Vallabhbhai Patel on Congress Plan of Action in Congress Majority Provinces

AICC Papers, F. No. 1(a)/1936-37, 5th May1937

Dear Friend,

                As the policy of the Government in the various Provinces, in which the Congress commands a majority, is now definitely fixed, it is necessary for us now to start our plan of action. In all these provinces ‘bogus’ Ministers which have been styled as Interim Ministries have been formed. The ostensible object is to allow some time, for a reconsideration of the situation created by the refusal of the Congress Party to form Ministries consequent upon the Anglo-Indian Press which with one voice welcomed our Delhi formula, have suddenly changed their front with remarkable rapidity and unanimity. Some of them now have started appealing to the Congress leaders for reconsideration of their attitude. It is the usual way of preparing ground for throwing blame on the Congress for the break-down when they see that the Government have made up their mind the other way. The Congress has nothing to reconsider. It keeps no secrets and its policy has been open and above board. It is also unlikely, that the Government will now reconsider its position, as from the uniform nature of the answers given by the different Governors it appears, that their policy has been dictated from the Whitehall. Under the circumstances there are two alternatives left. (1) The Governor suspending the Constitution by a proclamation and taking over all the responsibility of administration on himself at the end of six months. (2) Before the expiry of the period of six months the Legislatures may be called, when the Ministry is bound to go, unless in the meantime, these Ministries succeed in reducing the strength of the Congress Party, so as to make their position stable. The first course is most unlikely. It is also highly unlikely that the ministry will succeed in any Province in breaking the Congress strength to any appreciable extent, if at all. On the contrary, in all probability, the other groups and individuals will join the Congress party in removing those unwanted ministries at the very first opportunity. It is more than probable that the first meeting of the Legislatures will be called in July or latest in August, and it is certain that when these ministries are faced with their respective Assemblies, they will have to go. The Legislatures then in all probability I will be dissolved and a fresh struggle of the elections will follow as a matter of course.

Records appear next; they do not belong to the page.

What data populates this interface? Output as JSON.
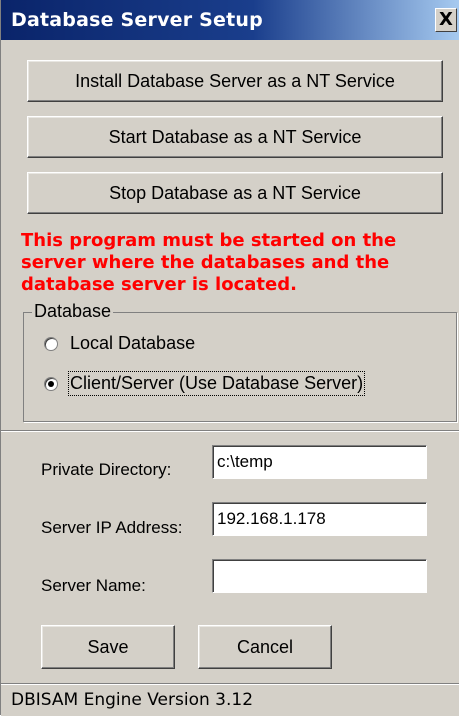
{
  "window": {
    "title": "Database Server Setup",
    "close_label": "X"
  },
  "buttons": {
    "install": "Install Database Server as a NT Service",
    "start": "Start Database as a NT Service",
    "stop": "Stop Database as a NT Service",
    "save": "Save",
    "cancel": "Cancel"
  },
  "warning": "This program must be started on the server where the databases and the database server is located.",
  "database_group": {
    "legend": "Database",
    "options": [
      {
        "label": "Local Database",
        "checked": false
      },
      {
        "label": "Client/Server (Use Database Server)",
        "checked": true
      }
    ]
  },
  "fields": {
    "private_directory": {
      "label": "Private Directory:",
      "value": "c:\\temp"
    },
    "server_ip": {
      "label": "Server IP Address:",
      "value": "192.168.1.178"
    },
    "server_name": {
      "label": "Server Name:",
      "value": ""
    }
  },
  "status": {
    "text": "DBISAM Engine Version 3.12"
  },
  "colors": {
    "title_bar": "#0a246a",
    "warning": "#ff0000",
    "face": "#d4d0c8"
  }
}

                Under these circumstances, the Congress Party in the various assemblies should from now organise its campaign to meet the situation that is likely to arise. I suggest, that a representation explaining a vote of no-confidence in these ministries should be organised in all Provinces and submitted forthwith to the Governors concerned. Signatures on such representation should secured from all groups and individuals, who are ready to join in such a vote of no-confidence, in addition to the signatures of all members of the Congress Party. No time should be lost in organising such a representation. It should then be published in the press also. This representation should contain a demand for immediate summoning of the Assembly.

Provincial Conventions of Congress members in the Legislatures may be organised and there also resolutions expressing a vote of no-confidence and a demand for calling a meeting of the Assembly should be passed and a programme of work for immediately educating the constituencies from which these members have been elected should be drawn up. Intensive campaign should be carried on all over the Province. The voters should be informed of the possible consequences of the present situation and of the possibility of a fresh election in the near future, so that when the time comes they may be prepared to return the Congress in a greater majority. The Congress organisation should be strengthened and the Congress machinery should be perfected during this interval for a swift and successful election struggle, which is bound to come much sooner than is expected. It must be remembered that when the next election comes there will be very short notice and we must keep our machinery in order from now.